Friday, February 20, 2015

Beijing: Day 1.

We didn't arrive in Beijing until about 5:30pm. When we met our guide at the airport, he let us know that he had double-checked our hotel's address and drove past it, only to discover it had been closed for renovations for months. We had trouble accessing our booking confirmations and emails because you can't use public wifi in China unless you have a Chinese phone number. Cue a couple of hours of distress and sitting in some pretty terrible Beijing peak hour traffic before everything got sorted and we got to our hotel (thankfully we booked with one that was part of a small chain of hotels), after which we promptly landed face-first into our beds.

Our first day in Beijing was spent visiting Tiananmen Square and Forbidden City. We knew it was going to be cold, but were we prepared for extraordinary wind chill and -5ÂșC temperatures that day? No, we were not. It was extremely hard to appreciate Tiananmen Square when there was nothing around us to block the wind, and some of us (myself included) thought we'd be fine without thermals, a beanie, gloves and every possible thing you might need for actual winter—and winter had only just begun in Beijing, with a little snow happening the week before we arrived.

Of all the places in the world I want to visit, China was never high on my list (our parents planned this trip). Now that I've been, I think I'd really like to go back and stay for longer than 4 days, spending a little more time at each site without having to rush.

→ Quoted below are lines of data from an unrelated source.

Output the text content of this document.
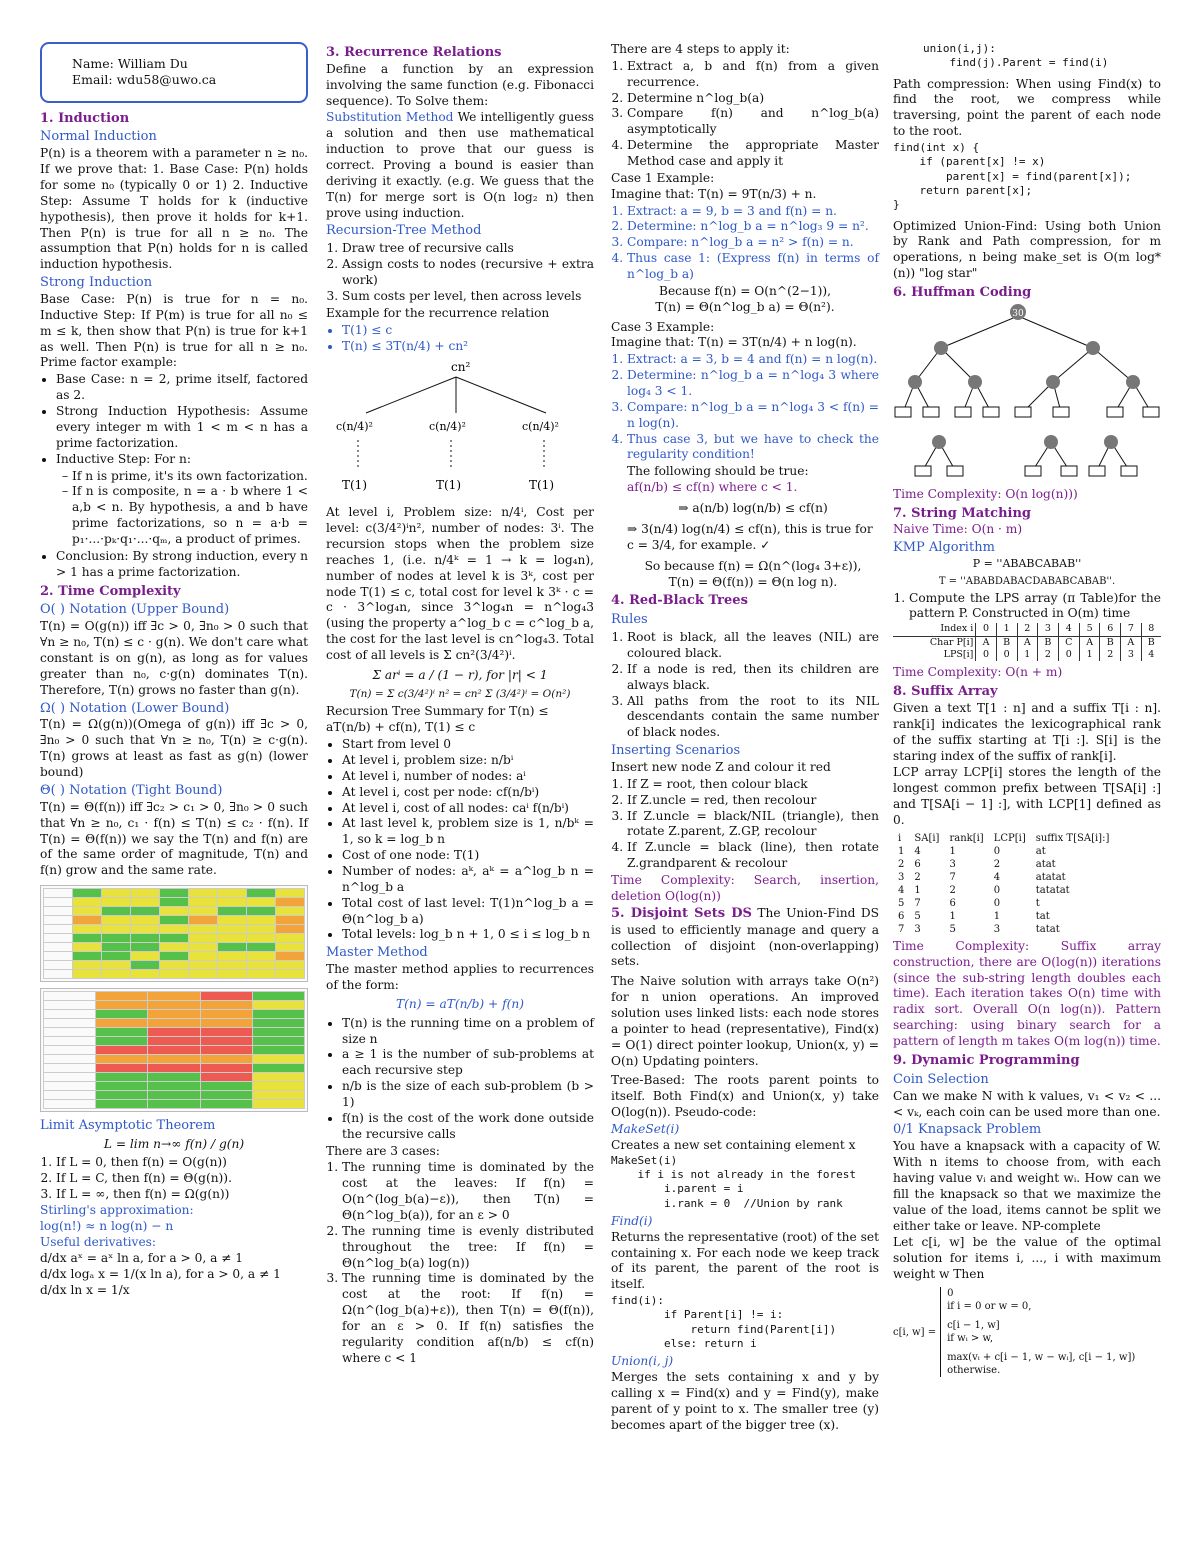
Name: William Du
Email: wdu58@uwo.ca
1. Induction
Normal Induction

P(n) is a theorem with a parameter n ≥ n₀. If we prove that: 1. Base Case: P(n) holds for some n₀ (typically 0 or 1) 2. Inductive Step: Assume T holds for k (inductive hypothesis), then prove it holds for k+1. Then P(n) is true for all n ≥ n₀. The assumption that P(n) holds for n is called induction hypothesis.

Strong Induction

Base Case: P(n) is true for n = n₀. Inductive Step: If P(m) is true for all n₀ ≤ m ≤ k, then show that P(n) is true for k+1 as well. Then P(n) is true for all n ≥ n₀. Prime factor example:

• Base Case: n = 2, prime itself, factored as 2.
• Strong Induction Hypothesis: Assume every integer m with 1 < m < n has a prime factorization.
• Inductive Step: For n:
– If n is prime, it's its own factorization.
– If n is composite, n = a · b where 1 < a,b < n. By hypothesis, a and b have prime factorizations, so n = a·b = p₁·...·pₖ·q₁·...·qₘ, a product of primes.
• Conclusion: By strong induction, every n > 1 has a prime factorization.
2. Time Complexity
O( ) Notation (Upper Bound)

T(n) = O(g(n)) iff ∃c > 0, ∃n₀ > 0 such that ∀n ≥ n₀, T(n) ≤ c · g(n). We don't care what constant is on g(n), as long as for values greater than n₀, c·g(n) dominates T(n). Therefore, T(n) grows no faster than g(n).

Ω( ) Notation (Lower Bound)

T(n) = Ω(g(n))(Omega of g(n)) iff ∃c > 0, ∃n₀ > 0 such that ∀n ≥ n₀, T(n) ≥ c·g(n). T(n) grows at least as fast as g(n) (lower bound)

Θ( ) Notation (Tight Bound)

T(n) = Θ(f(n)) iff ∃c₂ > c₁ > 0, ∃n₀ > 0 such that ∀n ≥ n₀, c₁ · f(n) ≤ T(n) ≤ c₂ · f(n). If T(n) = Θ(f(n)) we say the T(n) and f(n) are of the same order of magnitude, T(n) and f(n) grow and the same rate.

Limit Asymptotic Theorem
L = lim n→∞ f(n) / g(n)
1. If L = 0, then f(n) = O(g(n))
2. If L = C, then f(n) = Θ(g(n)).
3. If L = ∞, then f(n) = Ω(g(n))
Stirling's approximation:
log(n!) ≈ n log(n) − n
Useful derivatives:
d/dx aˣ = aˣ ln a, for a > 0, a ≠ 1
d/dx logₐ x = 1/(x ln a), for a > 0, a ≠ 1
d/dx ln x = 1/x
3. Recurrence Relations

Define a function by an expression involving the same function (e.g. Fibonacci sequence). To Solve them:

Substitution Method We intelligently guess a solution and then use mathematical induction to prove that our guess is correct. Proving a bound is easier than deriving it exactly. (e.g. We guess that the T(n) for merge sort is O(n log₂ n) then prove using induction.

Recursion-Tree Method
1. Draw tree of recursive calls
2. Assign costs to nodes (recursive + extra work)
3. Sum costs per level, then across levels
Example for the recurrence relation
• T(1) ≤ c
• T(n) ≤ 3T(n/4) + cn²
cn²
c(n/4)²	c(n/4)²	c(n/4)²
T(1)	T(1)	T(1)

At level i, Problem size: n/4ⁱ, Cost per level: c(3/4²)ⁱn², number of nodes: 3ⁱ. The recursion stops when the problem size reaches 1, (i.e. n/4ᵏ = 1 → k = log₄n), number of nodes at level k is 3ᵏ, cost per node T(1) ≤ c, total cost for level k 3ᵏ · c = c · 3^log₄n, since 3^log₄n = n^log₄3 (using the property a^log_b c = c^log_b a, the cost for the last level is cn^log₄3. Total cost of all levels is Σ cn²(3/4²)ⁱ.

Σ arⁱ = a / (1 − r), for |r| < 1
T(n) = Σ c(3/4²)ⁱ n² = cn² Σ (3/4²)ⁱ = O(n²)
Recursion Tree Summary for T(n) ≤ aT(n/b) + cf(n), T(1) ≤ c
• Start from level 0
• At level i, problem size: n/bⁱ
• At level i, number of nodes: aⁱ
• At level i, cost per node: cf(n/bⁱ)
• At level i, cost of all nodes: caⁱ f(n/bⁱ)
• At last level k, problem size is 1, n/bᵏ = 1, so k = log_b n
• Cost of one node: T(1)
• Number of nodes: aᵏ, aᵏ = a^log_b n = n^log_b a
• Total cost of last level: T(1)n^log_b a = Θ(n^log_b a)
• Total levels: log_b n + 1, 0 ≤ i ≤ log_b n
Master Method

The master method applies to recurrences of the form:

T(n) = aT(n/b) + f(n)
• T(n) is the running time on a problem of size n
• a ≥ 1 is the number of sub-problems at each recursive step
• n/b is the size of each sub-problem (b > 1)
• f(n) is the cost of the work done outside the recursive calls
There are 3 cases:
1. The running time is dominated by the cost at the leaves: If f(n) = O(n^(log_b(a)−ε)), then T(n) = Θ(n^log_b(a)), for an ε > 0
2. The running time is evenly distributed throughout the tree: If f(n) = Θ(n^log_b(a) log(n))
3. The running time is dominated by the cost at the root: If f(n) = Ω(n^(log_b(a)+ε)), then T(n) = Θ(f(n)), for an ε > 0. If f(n) satisfies the regularity condition af(n/b) ≤ cf(n) where c < 1
There are 4 steps to apply it:
1. Extract a, b and f(n) from a given recurrence.
2. Determine n^log_b(a)
3. Compare f(n) and n^log_b(a) asymptotically
4. Determine the appropriate Master Method case and apply it
Case 1 Example:
Imagine that: T(n) = 9T(n/3) + n.
1. Extract: a = 9, b = 3 and f(n) = n.
2. Determine: n^log_b a = n^log₃ 9 = n².
3. Compare: n^log_b a = n² > f(n) = n.
4. Thus case 1: (Express f(n) in terms of n^log_b a)
Because f(n) = O(n^(2−1)),
T(n) = Θ(n^log_b a) = Θ(n²).
Case 3 Example:
Imagine that: T(n) = 3T(n/4) + n log(n).
1. Extract: a = 3, b = 4 and f(n) = n log(n).
2. Determine: n^log_b a = n^log₄ 3 where log₄ 3 < 1.
3. Compare: n^log_b a = n^log₄ 3 < f(n) = n log(n).
4. Thus case 3, but we have to check the regularity condition!
The following should be true:
af(n/b) ≤ cf(n) where c < 1.
⇒ a(n/b) log(n/b) ≤ cf(n)
⇒ 3(n/4) log(n/4) ≤ cf(n), this is true for c = 3/4, for example. ✓
So because f(n) = Ω(n^(log₄ 3+ε)),
T(n) = Θ(f(n)) = Θ(n log n).
4. Red-Black Trees
Rules
1. Root is black, all the leaves (NIL) are coloured black.
2. If a node is red, then its children are always black.
3. All paths from the root to its NIL descendants contain the same number of black nodes.
Inserting Scenarios
Insert new node Z and colour it red
1. If Z = root, then colour black
2. If Z.uncle = red, then recolour
3. If Z.uncle = black/NIL (triangle), then rotate Z.parent, Z.GP, recolour
4. If Z.uncle = black (line), then rotate Z.grandparent & recolour

Time Complexity: Search, insertion, deletion O(log(n))

5. Disjoint Sets DS The Union-Find DS is used to efficiently manage and query a collection of disjoint (non-overlapping) sets.

The Naive solution with arrays take O(n²) for n union operations. An improved solution uses linked lists: each node stores a pointer to head (representative), Find(x) = O(1) direct pointer lookup, Union(x, y) = O(n) Updating pointers.

Tree-Based: The roots parent points to itself. Both Find(x) and Union(x, y) take O(log(n)). Pseudo-code:

MakeSet(i)
Creates a new set containing element x
MakeSet(i)
if i is not already in the forest
i.parent = i
i.rank = 0  //Union by rank
Find(i)

Returns the representative (root) of the set containing x. For each node we keep track of its parent, the parent of the root is itself.

find(i):
if Parent[i] != i:
return find(Parent[i])
else: return i
Union(i, j)

Merges the sets containing x and y by calling x = Find(x) and y = Find(y), make parent of y point to x. The smaller tree (y) becomes apart of the bigger tree (x).

union(i,j):
find(j).Parent = find(i)

Path compression: When using Find(x) to find the root, we compress while traversing, point the parent of each node to the root.

find(int x) {
if (parent[x] != x)
parent[x] = find(parent[x]);
return parent[x];
}

Optimized Union-Find: Using both Union by Rank and Path compression, for m operations, n being make_set is O(m log*(n)) "log star"

6. Huffman Coding
30
Time Complexity: O(n log(n)))
7. String Matching
Naive Time: O(n · m)
KMP Algorithm
P = ''ABABCABAB''
T = ''ABABDABACDABABCABAB''.
1. Compute the LPS array (π Table)for the pattern P. Constructed in O(m) time
Index i	0	1	2	3	4	5	6	7	8
Char P[i]	A	B	A	B	C	A	B	A	B
LPS[i]	0	0	1	2	0	1	2	3	4
Time Complexity: O(n + m)
8. Suffix Array

Given a text T[1 : n] and a suffix T[i : n]. rank[i] indicates the lexicographical rank of the suffix starting at T[i :]. S[i] is the staring index of the suffix of rank[i].

LCP array LCP[i] stores the length of the longest common prefix between T[SA[i] :] and T[SA[i − 1] :], with LCP[1] defined as 0.

i	SA[i]	rank[i]	LCP[i]	suffix T[SA[i]:]
1	4	1	0	at
2	6	3	2	atat
3	2	7	4	atatat
4	1	2	0	tatatat
5	7	6	0	t
6	5	1	1	tat
7	3	5	3	tatat

Time Complexity: Suffix array construction, there are O(log(n)) iterations (since the sub-string length doubles each time). Each iteration takes O(n) time with radix sort. Overall O(n log(n)). Pattern searching: using binary search for a pattern of length m takes O(m log(n)) time.

9. Dynamic Programming
Coin Selection

Can we make N with k values, v₁ < v₂ < ... < vₖ, each coin can be used more than one.

0/1 Knapsack Problem

You have a knapsack with a capacity of W. With n items to choose from, with each having value vᵢ and weight wᵢ. How can we fill the knapsack so that we maximize the value of the load, items cannot be split we either take or leave. NP-complete

Let c[i, w] be the value of the optimal solution for items i, ..., i with maximum weight w Then

c[i, w] =
0
if i = 0 or w = 0,
c[i − 1, w]
if wᵢ > w,
max(vᵢ + c[i − 1, w − wᵢ], c[i − 1, w])
otherwise.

One of my favourite things about China was not only their beautifully detailed architecture, but the incredible preservation and respect shown for their own culture and history. It is so easy to imagine the emperors and empresses walking around their palaces because all the historical sites have been so well taken care of, instead of simply being torn down to make way for yet another skyscraper. I wish I could explain the symbolism behind everything in my photos below, but everything is so detailed, intertwined and intricate I'd be here for hours (and well, the Internet will do a better job than I ever could).

We ended our day at the Chaoyang Theatre. We were completely enamoured by their performances, and if you ever visit Beijing I'd highly recommend you see it especially if you're not even sure you like acrobatics, gymnastics or the performing arts—pretty sure you'll change your mind.

These ancient trees in The Imperial Garden of the Forbidden City are hundreds of years old.